I would have flipped him off but couldn’t remember which bird to fly, so I settled for making a face. My parents, without another word, walked away. Jace, who’d arrived in time to see the entire thing, laced his fingers through mine. “That was pretty.”
“You like that? Then dinner should be like a real party for you.” I sucked down my drink and slammed the glass down with attitude. “We should get hats.”
“For the record, I don’t think it was Mother Goose.”
I smiled though my heart weighed heavy. “I can’t do this, Jace. I want to go home.”
He nodded and followed me to the elevator. We waited, neither of us speaking or moving. When I stepped inside, he stood at my elbow. “What’re you doing?”

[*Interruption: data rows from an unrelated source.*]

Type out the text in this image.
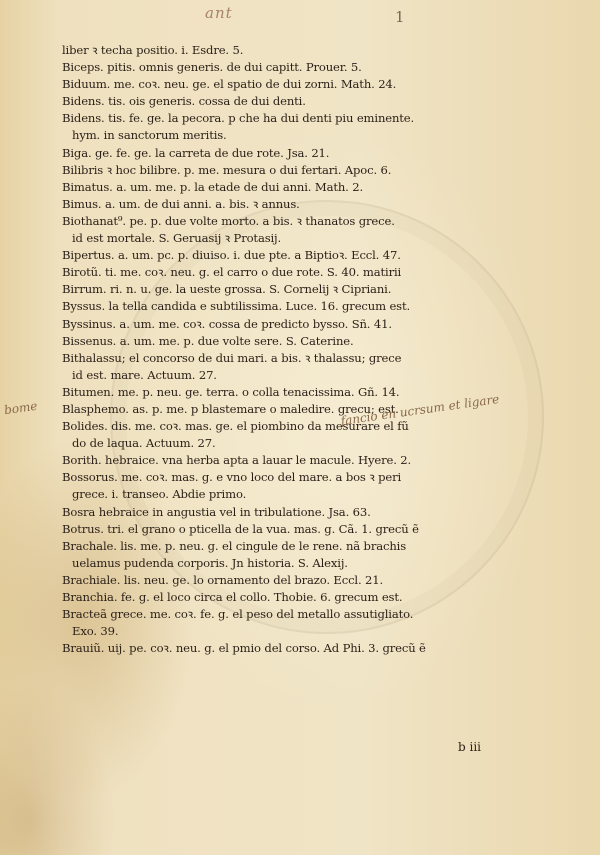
ant	1
liber ꝛ techa positio. i. Esdre. 5.
Biceps. pitis. omnis generis. de dui capitt. Prouer. 5.
Biduum. me. coꝛ. neu. ge. el spatio de dui zorni. Math. 24.
Bidens. tis. ois generis. cossa de dui denti.
Bidens. tis. fe. ge. la pecora. p che ha dui denti piu eminente.
hym. in sanctorum meritis.
Biga. ge. fe. ge. la carreta de due rote. Jsa. 21.
Bilibris ꝛ hoc bilibre. p. me. mesura o dui fertari. Apoc. 6.
Bimatus. a. um. me. p. la etade de dui anni. Math. 2.
Bimus. a. um. de dui anni. a. bis. ꝛ annus.
Biothanat⁹. pe. p. due volte morto. a bis. ꝛ thanatos grece.
id est mortale. S. Geruasij ꝛ Protasij.
Bipertus. a. um. pc. p. diuiso. i. due pte. a Biptioꝛ. Eccl. 47.
Birotũ. ti. me. coꝛ. neu. g. el carro o due rote. S. 40. matirii
Birrum. ri. n. u. ge. la ueste grossa. S. Cornelij ꝛ Cipriani.
Byssus. la tella candida e subtilissima. Luce. 16. grecum est.
Byssinus. a. um. me. coꝛ. cossa de predicto bysso. Sñ. 41.
Bissenus. a. um. me. p. due volte sere. S. Caterine.
Bithalassu; el concorso de dui mari. a bis. ꝛ thalassu; grece
id est. mare. Actuum. 27.
Bitumen. me. p. neu. ge. terra. o colla tenacissima. Gñ. 14.
Blasphemo. as. p. me. p blastemare o maledire. grecu; est.
Bolides. dis. me. coꝛ. mas. ge. el piombino da mesurare el fũ
do de laqua. Actuum. 27.
Borith. hebraice. vna herba apta a lauar le macule. Hyere. 2.
Bossorus. me. coꝛ. mas. g. e vno loco del mare. a bos ꝛ peri
grece. i. transeo. Abdie primo.
Bosra hebraice in angustia vel in tribulatione. Jsa. 63.
Botrus. tri. el grano o pticella de la vua. mas. g. Cã. 1. grecũ ẽ
Brachale. lis. me. p. neu. g. el cingule de le rene. nã brachis
uelamus pudenda corporis. Jn historia. S. Alexij.
Brachiale. lis. neu. ge. lo ornamento del brazo. Eccl. 21.
Branchia. fe. g. el loco circa el collo. Thobie. 6. grecum est.
Bracteã grece. me. coꝛ. fe. g. el peso del metallo assutigliato.
Exo. 39.
Brauiũ. uij. pe. coꝛ. neu. g. el pmio del corso. Ad Phi. 3. grecũ ẽ
bome	fancio en ucrsum et ligare
b iii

“Making sure you get home.”
“Yeah.” I nodded then shook my head. “No. That’ll make you late for dinner.” I almost laughed. “Nobody likes to be late for dinner. I can get home. As a matter of fact, I got here no problem all by myself. Well, with the help of a lovely cab driver named Andre.”
“Such a brave girl.”
“Don’t mock me.” I didn’t own an ounce of courage to spare at the moment. In fact, I was one short second from crumbling before his very eyes. It pissed me off. “Listen, I know we were supposed to do this dinner thing and then go have a good time tonight, but I just…I don’t think I can.”